The four young black men who had been falsely accused of raping a white woman in Lake County in 1949 and were pardoned in the first Florida Cabinet meeting of Gov. Ron DeSantis in January deserve more than just pardons, they deserve full exoneration, Agriculture Commissioner Nikki Fried and state Rep. Geraldine Thompson say.

Fried, a member of the Florida Cabinet who joined in issuing the posthumous pardons last Jan. 11, and Thompson, an Orlando lawmaker who has pushed to clear the Groveland Four since 2014, have called a press conference in the State Capital for next week to open a new effort. They intend to pursue full exonerations for Ernest Thomas, Samuel Shepherd, Walter Irvin, and Charles Greenlee, all now deceased.

"That's always been my intention, to seek full exoneration," Thompson said Tuesday.

Pardons are official statements of forgiveness, while exonerations are official recognitions of innocence. "What we want is for them to be acknowledged for their innocence, which is what they deserve," Thompson said.

In a written statement Tuesday, Fried called the pardons a "first step" toward justice.

"As I said in January, the families of the Groveland Four deserve justice that has been long denied," Fried said. "We took an important, bipartisan first step with their pardon, and I'm hopeful we can work in that same bipartisan fashion towards the full exoneration these Floridians deserve. I'm pleased to partner with Rep. Thompson on this important issue and look forward to discussing it next week."

Fried and Thompson expect to be joined at next week's press conference by family members of the Groveland Four and activists who've worked for years to clear the four.

Thompson said DeSantis has been approached about the exonerations, and that he has asked Attorney General Ashley Moody to explore how they might legally be pursued. The matter is complicated by the fact that the case is 70 years old, and many records are hard to find. The Florida Department of Law Enforcement also is involved in research, Thompson said.

Last January they all were celebrating, when DeSantis, Fried, and Moody, all newly elected and freshly inaugurated, and returning Chief Financial Officer Jimmy Patronis, did what the previous Florida Cabinet had refused to do, grant official pardons. However, even in joyfully accepting those pardons, some of the family members, and Thompson, also had called for exoneration.

"Pardon is not the right word. The right word is exonerate, because it never happened," Irvin's cousin Beverly Robinson said during the Jan. 11 Florida Cabinet meeting.

"My father was not there. The evidence, the proof, is in the record that he was not there. He was accused, put in jail, tortured for something that he did not do," said Carol Greenlee.

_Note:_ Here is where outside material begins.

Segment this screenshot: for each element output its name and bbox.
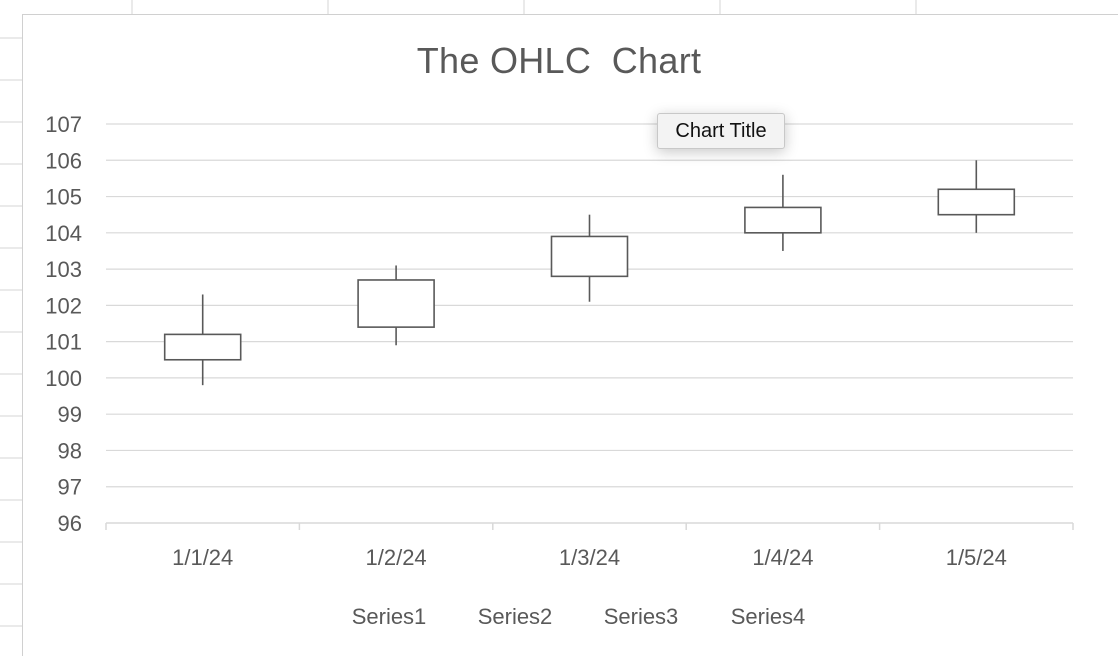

The woman who made the 1949 accusations of rape, Norma Padgett Upshaw of Lake County, also appeared at the Jan. 11 Cabinet meeting and insisted that everything she had said in 1949 was true. She and some of her family members rejected pleas from speakers who contended the Groveland Four were innocent.

But the Cabinet, officially acting as the Florida Executive Clemency Board, saw clear injustice.

Shepherd and Thomas were killed in custody awaiting trial. Irvin and Greenlee were convicted and imprisoned. Even at the time, evidence was mounting that the four had been railroaded through Jim Crow era racism. Records released by the FBI, efforts by Civil Rights crusaders, and books by investigative writers created a compelling case that, as DeSantis declared, "justice was miscarried."

Thompson has been championing the Groveland Four cause for many years. In 2014 and again in 2016, when she was in the Florida Senate, she had sponsored resolutions calling for exonerations of the Groveland Four. But they did not pass.

However, in 2017, while Thompson was out of office, the Legislature unanimously approved a resolution, CS/HCR 631 , that declared that the Groveland Four were falsely accused, declared the case to be "a shameful chapter in this state's history," apologized, and called for state pardons, though not exonerations. Then-Gov. Rick Scott and his Cabinet ignored that call for the rest of their terms. But DeSantis, Fried, Patronis, and Moody took up the cause quickly and decisively during the first week of their term together as the Florida Cabinet.

"Most of what we are looking at are the actions of the officials, government officials acting on behalf of Lake County and the state of Florida, for what was termed by the leading Supreme Court Justice of his generation, Robert Jackson [who served on the U.S. Supreme Court from 1941-54], [as] one of the best examples of one of the worst menaces to American justice," DeSantis said at the Jan. 11 meeting.